Saturday, 18 June 2011

Paperless Home

The concept of going paperless both at home and at the office has been around for many years. The execution of this idea has not always been easy or successful. I have tried this in the past with flatbed scanners and various methods of storing the output for easy retrieval and indexing. To date my attempts have been somewhat failures. This is until now. A few weeks ago I found the perfect combination of scanner and software that make the entire process a pleasure.

The solution I am using is for the Mac so if you are PC based you may need to do some more research. My requirements were quite simple. The process of scanning should be effortless and the software should be easy to use. I started looking at Evernote but did not like the idea of all my documents being stored in the cloud, especially bank statements, copies of passports, certificates, mortgage statements etc. Evernote is free as a download but in order to get the most out of it you are required to sign up with them on a monthly or annual basis. It is not expensive, $5 per month or $45 per annum and is very handy for ensuring your documents are held in offsite storage for backups. The application is great but the security issue tipped the scales for me.

After a lot of research and testing out various products I finally decided on DevonThink. Similar concepts to Evernote but a once off fee ($49.99) for the product and you store the documents locally in a database. This would mean that I would have to make sure that I am backed up but the Mac does this automatically through Time Machine.

DevonThink is easy to use comes with some great features such as side bar tray to which you can just drag documents from anywhere and an add-in to Safari that allows you to capture the open web page directly.

I then turned by attention to document scanners and opted for the Fujitsu ScanSnap S1300. This great little scanner (280mm long and 100mm wide) allows you to scan up to 10 pages at a time and can do either 1 side or both sides of the document. The other great feature I found is the ability to set up profiles for scanning which then call DevonThink and drop the document into the inbox for categorisation.

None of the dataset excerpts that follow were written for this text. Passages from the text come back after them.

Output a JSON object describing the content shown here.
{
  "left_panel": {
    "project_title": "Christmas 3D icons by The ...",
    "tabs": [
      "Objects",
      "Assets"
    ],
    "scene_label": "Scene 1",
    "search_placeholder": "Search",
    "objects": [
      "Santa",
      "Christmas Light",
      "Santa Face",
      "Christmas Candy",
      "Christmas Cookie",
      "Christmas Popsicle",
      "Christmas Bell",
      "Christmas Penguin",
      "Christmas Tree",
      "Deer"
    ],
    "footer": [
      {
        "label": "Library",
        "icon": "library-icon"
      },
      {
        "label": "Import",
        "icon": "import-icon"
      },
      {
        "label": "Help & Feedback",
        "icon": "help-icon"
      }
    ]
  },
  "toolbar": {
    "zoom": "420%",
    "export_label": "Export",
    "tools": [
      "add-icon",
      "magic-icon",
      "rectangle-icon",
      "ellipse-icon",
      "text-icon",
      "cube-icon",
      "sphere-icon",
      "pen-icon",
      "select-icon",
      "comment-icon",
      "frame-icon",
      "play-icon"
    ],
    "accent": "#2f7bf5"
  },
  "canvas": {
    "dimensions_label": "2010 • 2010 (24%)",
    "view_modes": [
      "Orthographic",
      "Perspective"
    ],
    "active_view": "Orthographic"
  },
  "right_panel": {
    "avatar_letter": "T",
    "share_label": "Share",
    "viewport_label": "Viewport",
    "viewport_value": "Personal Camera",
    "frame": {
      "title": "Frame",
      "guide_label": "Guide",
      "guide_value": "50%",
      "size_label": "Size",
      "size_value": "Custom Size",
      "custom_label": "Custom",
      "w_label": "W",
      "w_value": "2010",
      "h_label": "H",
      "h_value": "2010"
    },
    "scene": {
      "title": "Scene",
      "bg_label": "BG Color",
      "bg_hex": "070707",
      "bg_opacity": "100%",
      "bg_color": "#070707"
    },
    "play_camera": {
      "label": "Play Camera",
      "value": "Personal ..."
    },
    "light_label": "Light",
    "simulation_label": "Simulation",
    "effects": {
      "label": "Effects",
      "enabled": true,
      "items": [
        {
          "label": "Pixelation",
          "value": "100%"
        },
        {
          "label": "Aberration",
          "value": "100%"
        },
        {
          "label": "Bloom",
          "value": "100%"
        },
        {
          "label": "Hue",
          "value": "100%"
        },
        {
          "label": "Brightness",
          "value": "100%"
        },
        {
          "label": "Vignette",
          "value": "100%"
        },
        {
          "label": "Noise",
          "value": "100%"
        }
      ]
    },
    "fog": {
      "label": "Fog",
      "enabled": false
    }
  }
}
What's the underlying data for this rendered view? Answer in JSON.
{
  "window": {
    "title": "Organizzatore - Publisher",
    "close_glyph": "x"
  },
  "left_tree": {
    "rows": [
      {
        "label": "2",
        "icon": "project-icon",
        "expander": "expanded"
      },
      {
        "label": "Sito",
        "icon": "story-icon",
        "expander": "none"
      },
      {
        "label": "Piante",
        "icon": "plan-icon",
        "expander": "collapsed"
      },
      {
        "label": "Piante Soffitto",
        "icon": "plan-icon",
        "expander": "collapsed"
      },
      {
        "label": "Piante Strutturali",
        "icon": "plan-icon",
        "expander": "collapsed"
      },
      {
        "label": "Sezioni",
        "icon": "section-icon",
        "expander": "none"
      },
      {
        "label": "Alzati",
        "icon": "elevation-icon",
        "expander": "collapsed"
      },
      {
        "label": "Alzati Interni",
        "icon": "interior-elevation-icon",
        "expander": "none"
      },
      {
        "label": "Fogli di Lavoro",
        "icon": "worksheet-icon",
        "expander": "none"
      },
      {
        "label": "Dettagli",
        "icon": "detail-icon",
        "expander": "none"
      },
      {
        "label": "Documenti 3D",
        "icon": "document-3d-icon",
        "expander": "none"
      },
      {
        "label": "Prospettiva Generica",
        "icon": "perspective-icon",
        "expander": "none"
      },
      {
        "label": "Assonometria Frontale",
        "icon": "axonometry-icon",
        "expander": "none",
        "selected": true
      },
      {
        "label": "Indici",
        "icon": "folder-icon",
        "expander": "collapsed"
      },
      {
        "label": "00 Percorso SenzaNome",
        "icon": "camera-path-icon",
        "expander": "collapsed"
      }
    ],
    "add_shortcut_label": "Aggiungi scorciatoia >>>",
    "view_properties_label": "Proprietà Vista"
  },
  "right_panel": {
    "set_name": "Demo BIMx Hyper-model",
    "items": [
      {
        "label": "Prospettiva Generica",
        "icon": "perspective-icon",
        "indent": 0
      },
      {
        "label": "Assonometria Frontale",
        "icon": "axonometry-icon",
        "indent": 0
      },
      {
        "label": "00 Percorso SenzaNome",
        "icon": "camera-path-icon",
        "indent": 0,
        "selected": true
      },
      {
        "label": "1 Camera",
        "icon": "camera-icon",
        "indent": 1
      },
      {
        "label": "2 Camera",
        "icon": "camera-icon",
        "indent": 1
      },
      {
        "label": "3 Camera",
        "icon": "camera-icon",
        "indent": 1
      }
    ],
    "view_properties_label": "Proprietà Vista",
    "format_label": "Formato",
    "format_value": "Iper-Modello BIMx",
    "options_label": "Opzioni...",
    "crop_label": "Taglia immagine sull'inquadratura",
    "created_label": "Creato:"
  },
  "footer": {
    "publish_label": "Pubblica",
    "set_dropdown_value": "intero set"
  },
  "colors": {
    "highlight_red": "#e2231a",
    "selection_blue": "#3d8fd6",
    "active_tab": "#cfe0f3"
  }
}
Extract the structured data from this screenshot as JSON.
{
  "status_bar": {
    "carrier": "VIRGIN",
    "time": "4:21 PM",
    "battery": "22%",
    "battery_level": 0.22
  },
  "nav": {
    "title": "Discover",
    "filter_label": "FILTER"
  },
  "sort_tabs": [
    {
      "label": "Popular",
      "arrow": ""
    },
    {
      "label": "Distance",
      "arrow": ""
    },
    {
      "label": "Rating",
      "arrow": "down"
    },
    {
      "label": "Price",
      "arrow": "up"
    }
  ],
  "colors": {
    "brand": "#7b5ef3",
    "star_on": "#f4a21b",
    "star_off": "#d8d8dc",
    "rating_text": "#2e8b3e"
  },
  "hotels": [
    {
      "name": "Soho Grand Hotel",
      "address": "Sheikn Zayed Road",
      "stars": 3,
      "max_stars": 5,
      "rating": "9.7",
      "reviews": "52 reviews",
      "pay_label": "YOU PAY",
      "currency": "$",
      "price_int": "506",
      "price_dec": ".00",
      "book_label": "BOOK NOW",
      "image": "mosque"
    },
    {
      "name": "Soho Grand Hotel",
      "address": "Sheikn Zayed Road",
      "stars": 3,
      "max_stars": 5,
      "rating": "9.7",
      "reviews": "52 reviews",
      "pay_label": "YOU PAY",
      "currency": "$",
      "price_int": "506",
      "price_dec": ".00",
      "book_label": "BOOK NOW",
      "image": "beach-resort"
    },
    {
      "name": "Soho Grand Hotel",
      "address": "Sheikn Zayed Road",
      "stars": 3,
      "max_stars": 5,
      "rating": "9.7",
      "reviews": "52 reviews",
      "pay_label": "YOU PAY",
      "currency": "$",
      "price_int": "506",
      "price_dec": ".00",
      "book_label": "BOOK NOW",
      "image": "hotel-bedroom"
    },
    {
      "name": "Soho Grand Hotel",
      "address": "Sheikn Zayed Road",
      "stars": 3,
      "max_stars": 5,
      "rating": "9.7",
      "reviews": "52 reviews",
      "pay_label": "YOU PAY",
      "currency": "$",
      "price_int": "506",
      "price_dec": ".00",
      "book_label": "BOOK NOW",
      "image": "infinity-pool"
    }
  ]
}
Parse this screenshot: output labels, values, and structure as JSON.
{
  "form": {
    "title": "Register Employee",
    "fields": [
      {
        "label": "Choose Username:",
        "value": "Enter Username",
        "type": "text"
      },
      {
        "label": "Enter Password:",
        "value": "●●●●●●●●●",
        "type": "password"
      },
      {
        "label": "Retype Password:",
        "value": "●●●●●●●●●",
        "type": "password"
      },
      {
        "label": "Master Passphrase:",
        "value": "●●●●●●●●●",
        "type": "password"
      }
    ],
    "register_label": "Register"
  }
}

It also does its own OCR and orientates the pages based on character recognition. Once the document is in DevonThink you can then search within the scanned documents for key words.

Now when the post arrives or we get back from shopping we just put the invoices/documents through the scanner with one touch of the button and then categorise them later in DevonThink when we have some quiet time. In the mean time all those documents can be destroyed and no more filing.